Hogs Back Brewery has marked the start of the first harvest from its hop garden with a special event for customers, the local media and beer writers. The Surrey brewery’s guests had the opportunity to see the entire process from picking fresh hops right through to enjoying a green-hopped pint of ale over a picnic lunch in the garden. The harvest includes the Farnham White Bine variety, a near-extinct hop once highly prized by brewers for its aroma. Hogs Back Brewery is bringing the White Bine back to its home in the 250th anniversary year of its development by local hop farmer Peckham Williams of nearby Badshot Lea.
As well as picking some of the first hops from the 3.5-acre hop garden adjacent to the brewery, the group spent time at the nearby Hampton Estate, which will be drying the Hogs Back Brewery crop for use in its beers, including flagship ale TEA.

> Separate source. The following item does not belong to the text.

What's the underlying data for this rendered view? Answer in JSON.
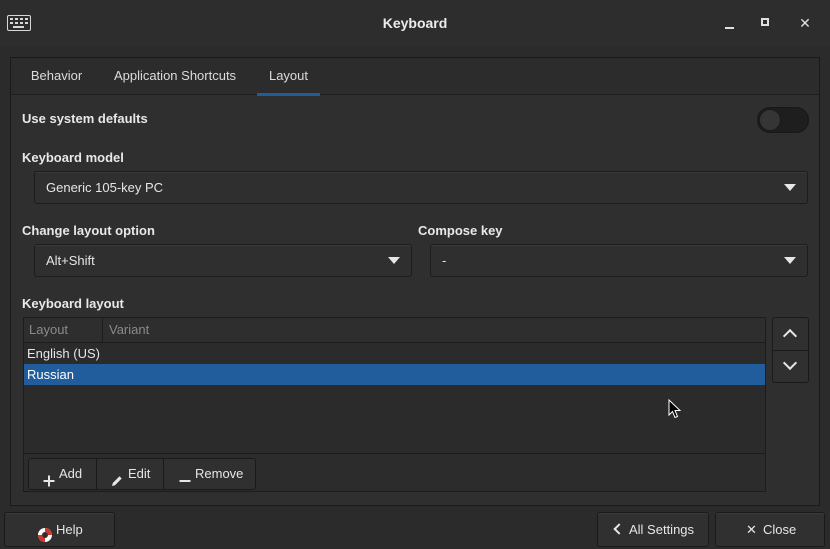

After seeing some of Hampton Estate’s crop of Fuggles hops cut, picked and dried, it was back to the brewery where head brewer Miles Chesterman added whole hops from the Hogs Back garden to a specially-brewed ale. This ‘green hopping’ was a traditional way to celebrate the harvest in hop-growing communities.
Hogs Back Brewery managing director Rupert Thompson also demonstrated a selection of traditional hop-picking equipment, including antique stilts used to reach the highest hop flowers, on loan from the Farnham Museum. Thompson said: “We’re very proud to be reviving the local hop-growing tradition, so it was wonderful to welcome our guests and celebrate traditions such as raising a glass of green hopped ale.
“There has been great interest locally in the hop garden, and we’re collecting many of our friends and neighbors’ memories of Farnham’s hop-picking heritage. As we celebrate the 250th anniversary of the arrival of the Farnham White Bine, we’re also very much looking forward. We’re drawing on Britain’s rich brewing heritage to create innovative styles such as our Hogstar English Lager and Montezuma’s Chocolate Lager, as well as continuing with our traditional ales such as TEA, and the hop garden is central to our approach.”
Tim Hampson, award-winning beer writer and chairman of the Guild of British Beer Writers, said: “It was an excellent event, and I learned a lot about the process of growing, picking and preparing hops for brewing. There is huge consumer interest in local food and drink, so it’s great to see a British brewer investing in growing British hops for their own beers.”
As well as the Farnham White Bine, Hogs Back Brewery is also harvesting Fuggles, used in TEA, and Cascade, used in Hogstar English Lager. The brewery is expecting a crop of around 1,500 kilos – enough for 25% of its annual beer production.